In his second day keynote, Greg Powers (Halliburton CTO) observed that the next trillion barrels will be really hard to access, will come in smaller amounts and be more costly and risky for oils. Exploring and producing the new resources (hydrocarbons) will be performed with fewer experienced resources (people). Half of all discoveries are now in deepwater where spend is rising at 18% per year. In terms of value creation, Petrobras is ‘off the scale,’ BG is N° 2 and Chevron N°3. ‘The harder we look, the more we find.’ But, ‘You don’t get to drill deepwater without a safe, consistent and sustainable process.’ To assure this, we need more automation leveraging real time data. We are not there yet because we’ve not got the telemetry and communications bandwidth. Powers bought in to the Garner rating, ‘We are at the end of train and we cannot stay there.’ Remote operations centers represent a sea change for industry offering the best expertise available remotely. Dual fuel vehicles and rigs running on natural gas are greening the non conventional drive as is ‘drinkable’ frac fluid. Oil and gas is piggy backing the miniaturization of electronics with better, higher capacity units—but ‘We’re doing it downhole’ in a much tougher environment. ‘Try putting your iPhone in the oven overnight!’ The fiber optic revolution promises many new applications. Fiber resolution is now down to atomic levels. A video showed how just talking into one end of a fiber can be picked up kilometers away. Drilling automation will be enabled by sensors, telemetry, actuators and ‘a lot of math.’ Autonomous machines will perform better than humans. This will greatly enhance capital efficiency—but also will force us to rethink much of our assumptions as to what wealth creation is about. All the rules of the game are changing. In the Q&A, the cyber security question was raised. Powers responded that all communications from the well site are encrypted and transit via a private satellite network. ‘Everything is secured by ourselves, we assiduously stay clear of public networks.’ Powers was also asked if he was comfortable with the idea of machines taking over. He answered, ‘Did you fly here? If it was a short hop, your pilot did not fly the plane!’

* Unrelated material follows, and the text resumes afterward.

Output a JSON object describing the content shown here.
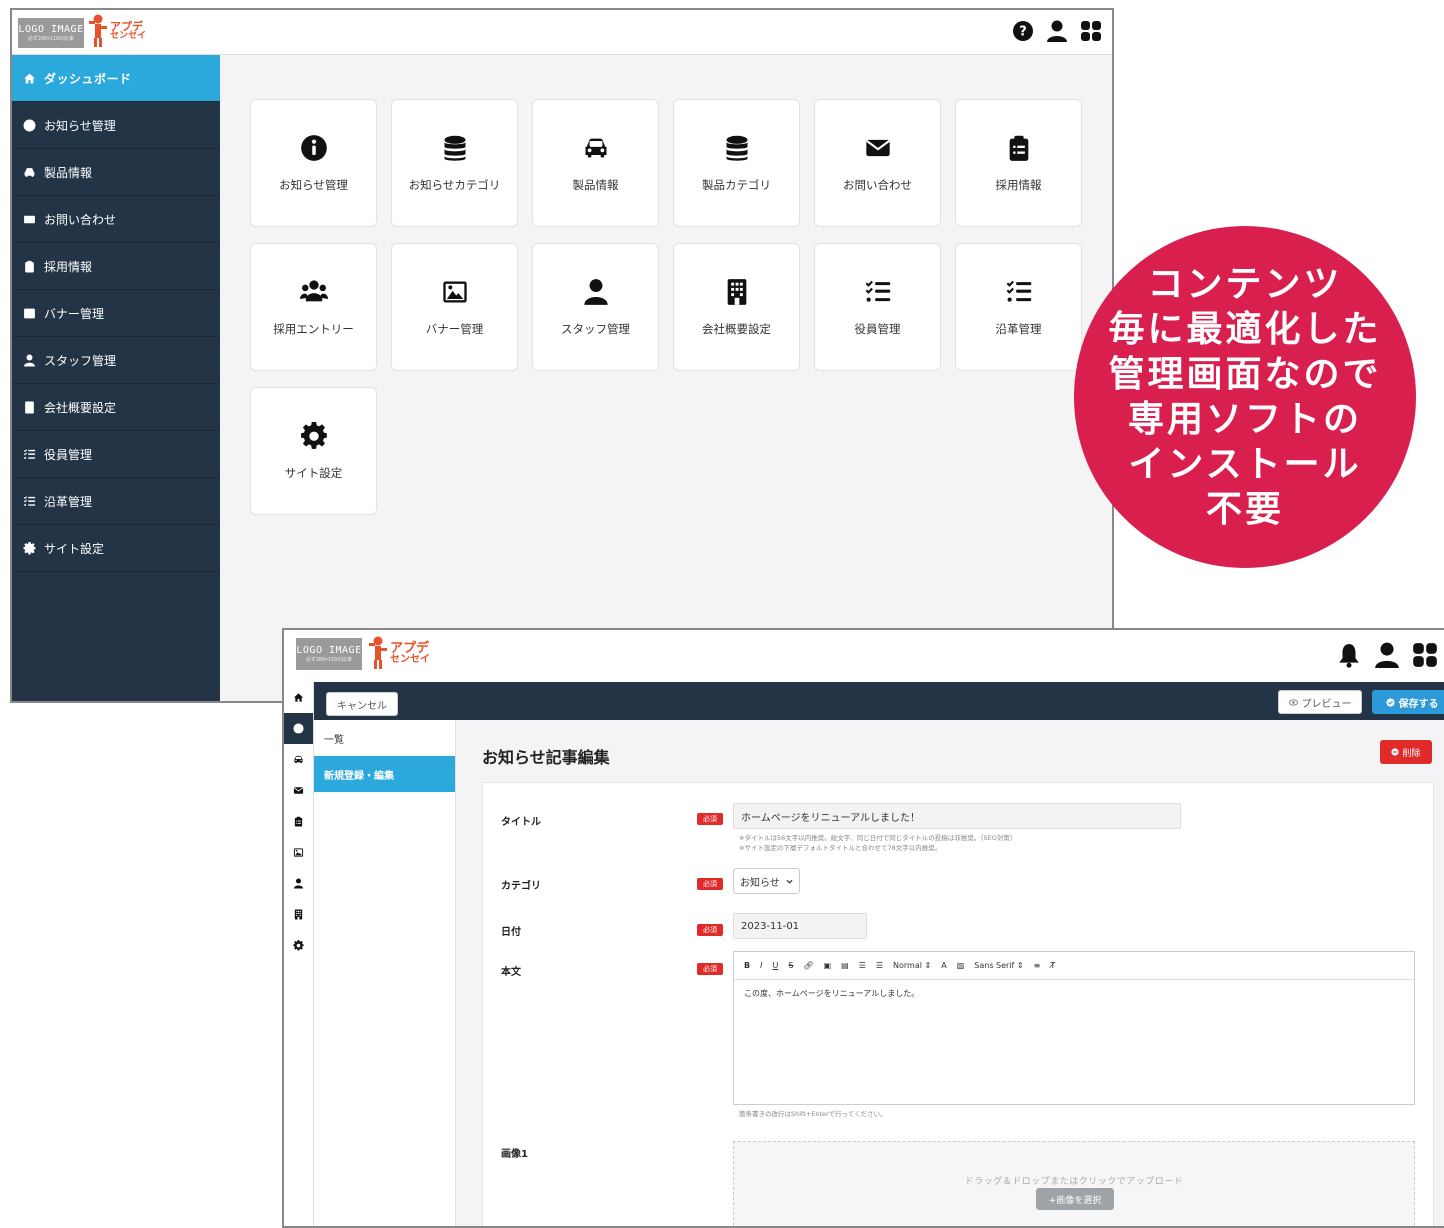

Shahab Mohaghegh (West Virginia University and Intelligent Solutions) returned to the data mining theme with a presentation on synthetic geomechanical logs generation for Marcellus shale development. Mohaghegh’s Petroleum Engineering and Analytical Research Lab (PEARL) specializes in ‘data driven analytics (DDA). DDA derives relationships directly from large data sets with no attempt made to understand the underlying physical processes—which are often too complex or poorly understood to qualify. Geomechanical properties are key to designing frac jobs and completions. But the factory drilling paradigm means that geomechanical logging is not a common practice. Following calibration against the few existing wells with geomechanical logs, neural networks and sequential Gaussian simulation are used to convert regular (sonic, density, gamma ray) log data to geomechanical properties over the whole region.